Google today added a Model Context Protocol (MCP) server to make it simpler for artificial intelligence (AI) applications to access the Data Commons knowledge graph it developed to make it simpler to access public data repositories.
Originally developed by Anthropic, MCP provides an open interface through which AI applications and agents are able to access additional data that resides out of a large language model (LLMs).
The overall goal is to make data stored in public repositories more accessible to AI agents that end users will employ to query public data via the Data Commons platform using natural language, says Prem Ramaswami, head of the Data Commons initiative at Google.
Making that statistical information available to AI agents will also provide the added benefit of reducing hallucinations that might otherwise be generated by LLMs that drive AI applications, he adds.
Among the first organizations to take advantage of this MCP server is the ONE Campaign, a global organization that advocates for the investments needed to create economic opportunities and healthier lives in Africa, which was founded by Irish musician Bono and Bobby Shriver. The non-profit charity has now created its own AI agent to explore data it accesses via the Data Commons graph to search tens of millions of health financing data points in seconds. That AI agent can then also visualize that data and download clean datasets that are used in reports created by the AI agent.
The MCP server for Data Commons is available under an open source license and can be integrated with the Agent Development Kit (ADK) and Gemini command line interface (CLI) developed by Google or other third-party agentic AI platforms.
Ultimately, the goal is to make it simpler for organizations to make decisions based on actual data, says Ramaswami.
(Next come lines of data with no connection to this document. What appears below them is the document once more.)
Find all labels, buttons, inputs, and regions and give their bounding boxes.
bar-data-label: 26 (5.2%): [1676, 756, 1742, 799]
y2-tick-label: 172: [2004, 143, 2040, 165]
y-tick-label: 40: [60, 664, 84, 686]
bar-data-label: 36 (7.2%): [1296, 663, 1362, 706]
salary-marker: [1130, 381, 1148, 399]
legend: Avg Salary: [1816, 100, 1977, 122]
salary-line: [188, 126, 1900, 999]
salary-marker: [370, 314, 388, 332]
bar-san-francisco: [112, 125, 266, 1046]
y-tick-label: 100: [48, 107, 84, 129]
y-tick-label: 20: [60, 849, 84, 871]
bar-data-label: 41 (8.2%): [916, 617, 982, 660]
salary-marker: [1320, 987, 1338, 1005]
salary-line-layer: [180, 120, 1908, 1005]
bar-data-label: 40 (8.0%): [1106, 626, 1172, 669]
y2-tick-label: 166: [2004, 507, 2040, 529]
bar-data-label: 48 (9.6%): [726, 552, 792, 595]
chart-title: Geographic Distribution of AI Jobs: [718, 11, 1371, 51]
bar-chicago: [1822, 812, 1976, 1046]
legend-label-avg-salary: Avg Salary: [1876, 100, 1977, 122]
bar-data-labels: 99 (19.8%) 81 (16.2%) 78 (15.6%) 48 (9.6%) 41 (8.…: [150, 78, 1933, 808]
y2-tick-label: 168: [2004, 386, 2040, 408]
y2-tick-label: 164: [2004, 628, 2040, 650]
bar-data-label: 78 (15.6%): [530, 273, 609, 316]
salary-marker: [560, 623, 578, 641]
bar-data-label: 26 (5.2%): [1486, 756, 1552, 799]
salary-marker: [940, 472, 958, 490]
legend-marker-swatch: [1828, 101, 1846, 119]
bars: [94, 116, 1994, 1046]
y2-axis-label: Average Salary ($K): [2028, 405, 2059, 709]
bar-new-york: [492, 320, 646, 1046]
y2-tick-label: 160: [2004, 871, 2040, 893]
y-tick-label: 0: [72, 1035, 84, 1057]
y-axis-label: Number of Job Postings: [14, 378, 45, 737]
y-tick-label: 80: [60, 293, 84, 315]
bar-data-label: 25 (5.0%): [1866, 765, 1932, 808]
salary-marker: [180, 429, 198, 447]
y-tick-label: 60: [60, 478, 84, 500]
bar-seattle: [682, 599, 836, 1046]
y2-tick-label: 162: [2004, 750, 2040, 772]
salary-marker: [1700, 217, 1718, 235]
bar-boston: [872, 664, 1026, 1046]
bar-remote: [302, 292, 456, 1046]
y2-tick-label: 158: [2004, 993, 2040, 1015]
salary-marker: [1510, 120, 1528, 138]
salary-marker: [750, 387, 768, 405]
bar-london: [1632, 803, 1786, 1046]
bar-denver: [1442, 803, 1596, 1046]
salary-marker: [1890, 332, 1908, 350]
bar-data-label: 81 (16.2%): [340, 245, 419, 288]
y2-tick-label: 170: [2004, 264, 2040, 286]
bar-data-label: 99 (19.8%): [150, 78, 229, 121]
It’s not clear how many organizations are using the Data Commons graph to access public data, but AI agents should make it easier to identify anomalies, notes Ramaswami. Governments around the world make public data available, but validating the accuracy of the data has historically required painstaking analysis. Going forward, analysts accessing that data should be able to launch a simple natural language query that surfaces any anomalous data that warrants further investigation of its veracity, says Ramaswami. “Organizations can create their own data validation pipelines,” he says.
Hopefully, that capability will shine a light on instances where governments, for whatever reason, have made erroneous data available that they will then correct. In the meantime, however, it should become increasingly possible for the average end user to explore public data without having a deep background in data science. For example, it will become simpler to more deeply understand why, for example, different regions of the same country have significantly different medical outcomes that might lead to changes in public policy.
Being able to more easily analyze public data sources is, of course, only one aspect of the revolution in data science that AI will enable. The challenge now is finding ways to combine that public data with private data that enables organizations to make better decisions on behalf of their customers, employees and stakeholders.